I am coming to you. I send the grass that has gone unmown, the vines that have tangled unchecked. I make seeds to sprout and slither through the cracks in his foundation; I make woody roots to breach his gates. I wrap his house in all the green and earth at my disposal. I bind it in my will.
And when it is done, I snap the spine of that oldest, heaviest, closest tree.
It happens in instants, so much faster than he would have seen it in his languid imagination, and could I hear him like I do you I imagine the terror would swell his mind beyond capacity, and, like a berry overripened, he’d burst.
Why do you keep coming after me, you cry. Why are you mad at me?
And I tell you the truth: I do not know that I have ever been angry. If there is anger in me, it is green, and unfurling, and untried.
The house with its generous floorboards and expansive roof, the last old tree in the yard, all the land where we are, groans overburdened, and I wait, with seething expectation, for the crack that comes before the break.
You are outside the house, charging across the front porch, leading Ravin Desai by the hand. He, too, looks ready to break. I feel your will coming to meet mine. It is hard, impenetrable. Steel. You wave your hand for me to find you, but I always know where you are.
Stop it, you command.
I have done what I’ve done; I have nothing left to do. The house makes a warning moan behind you.
Exasperation crosses your face. You turn back to the house, jaw set, arm outstretched. Under your power, concrete pours from the foundation. Like a moat it surrounds the house, and hardens, and the frame holds solid, straight; the lean that would end it is arrested.
Ravin Desai recoils, snaps his hand free of yours, and stands back, witnessing you, all alarm.
You look exactly at me; you always know where I will be. You say, Well. You forced me. He knows now. You got what you wanted.
Your ability—to manipulate stone and steel as I manipulate the earth—is not new to me as it is to him. But your anger is. The rage with which you protect your things. That you hid this from me, all these years. That you hid it from everyone. I feel surprised as I ever am by you, by your secretiveness, by your will. And I feel lonely—seeing so suddenly your differences from me, as well as the parts of me, my most miserable, that you share.
I am lonely. I will have you back with me. The roots that bind the house strain like an overtaut rope.
You say, eyes like slate, Leave him alone, and leave the house alone.
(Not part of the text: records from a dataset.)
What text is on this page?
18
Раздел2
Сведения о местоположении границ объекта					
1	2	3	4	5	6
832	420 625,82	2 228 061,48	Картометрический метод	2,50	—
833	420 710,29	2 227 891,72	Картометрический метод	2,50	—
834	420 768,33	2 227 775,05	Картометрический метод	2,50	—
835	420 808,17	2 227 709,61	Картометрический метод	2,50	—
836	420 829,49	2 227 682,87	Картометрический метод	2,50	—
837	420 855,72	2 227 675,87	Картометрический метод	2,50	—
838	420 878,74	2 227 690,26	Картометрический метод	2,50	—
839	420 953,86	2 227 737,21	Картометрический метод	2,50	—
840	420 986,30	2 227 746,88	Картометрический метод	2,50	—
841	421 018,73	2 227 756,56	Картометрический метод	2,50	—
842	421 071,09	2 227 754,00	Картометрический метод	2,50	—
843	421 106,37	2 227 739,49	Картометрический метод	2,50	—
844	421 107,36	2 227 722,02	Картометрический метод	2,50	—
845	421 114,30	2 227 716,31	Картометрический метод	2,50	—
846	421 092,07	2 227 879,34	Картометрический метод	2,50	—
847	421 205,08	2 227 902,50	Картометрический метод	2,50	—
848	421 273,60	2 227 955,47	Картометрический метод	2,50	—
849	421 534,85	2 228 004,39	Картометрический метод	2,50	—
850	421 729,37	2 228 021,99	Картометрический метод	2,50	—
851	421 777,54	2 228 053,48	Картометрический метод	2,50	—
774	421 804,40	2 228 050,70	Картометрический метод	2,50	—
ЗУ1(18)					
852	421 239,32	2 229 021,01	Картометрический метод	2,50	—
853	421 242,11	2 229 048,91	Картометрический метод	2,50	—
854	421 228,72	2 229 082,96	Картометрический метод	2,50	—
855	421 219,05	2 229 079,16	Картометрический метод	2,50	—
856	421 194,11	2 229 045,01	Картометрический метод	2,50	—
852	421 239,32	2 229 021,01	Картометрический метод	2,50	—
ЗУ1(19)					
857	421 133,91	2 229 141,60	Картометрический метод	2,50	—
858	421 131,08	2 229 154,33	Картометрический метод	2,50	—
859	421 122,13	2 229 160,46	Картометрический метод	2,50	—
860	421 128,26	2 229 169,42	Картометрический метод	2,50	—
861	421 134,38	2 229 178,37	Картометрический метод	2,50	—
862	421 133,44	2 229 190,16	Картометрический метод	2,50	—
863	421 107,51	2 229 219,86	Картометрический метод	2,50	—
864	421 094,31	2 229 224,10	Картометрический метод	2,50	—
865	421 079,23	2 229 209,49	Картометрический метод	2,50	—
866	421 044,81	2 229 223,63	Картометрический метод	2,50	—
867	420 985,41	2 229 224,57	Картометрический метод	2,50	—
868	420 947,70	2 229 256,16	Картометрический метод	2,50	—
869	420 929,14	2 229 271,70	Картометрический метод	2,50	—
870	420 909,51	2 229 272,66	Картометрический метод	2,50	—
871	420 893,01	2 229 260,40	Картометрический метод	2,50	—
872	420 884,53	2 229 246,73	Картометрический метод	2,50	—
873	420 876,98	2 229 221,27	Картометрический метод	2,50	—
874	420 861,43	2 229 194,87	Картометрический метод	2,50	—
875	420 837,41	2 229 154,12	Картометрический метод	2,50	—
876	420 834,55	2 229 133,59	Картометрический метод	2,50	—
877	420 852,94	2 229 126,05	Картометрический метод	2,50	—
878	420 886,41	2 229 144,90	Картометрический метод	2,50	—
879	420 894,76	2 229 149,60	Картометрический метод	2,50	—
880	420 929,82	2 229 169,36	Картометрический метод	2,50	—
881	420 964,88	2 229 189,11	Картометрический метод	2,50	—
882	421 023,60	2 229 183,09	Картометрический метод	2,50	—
And I say, Very well. What will be our arrangement?
And you say, at last:
I will come home with you.
I accept.
You are permitted some time to go back inside and gather your belongings. You must also, I suspect, explain things to your man who cannot hear us, but I must warn you I have had this conversation with humans, and he will not understand.
A while passes; the sun comes up. I watch you exit, the house behind you caged by steel bars and by tall cane shoots, knit together by creeper and by rivets, arrested mid-collapse for as long as you watch me and only me, and do not look back at him. And you keep the promise you’ve made me: You do not look back.
We will be together now, I say to you. Isn’t it wonderful?
For I do not know that life was any better when I had you, but I remember it like it was.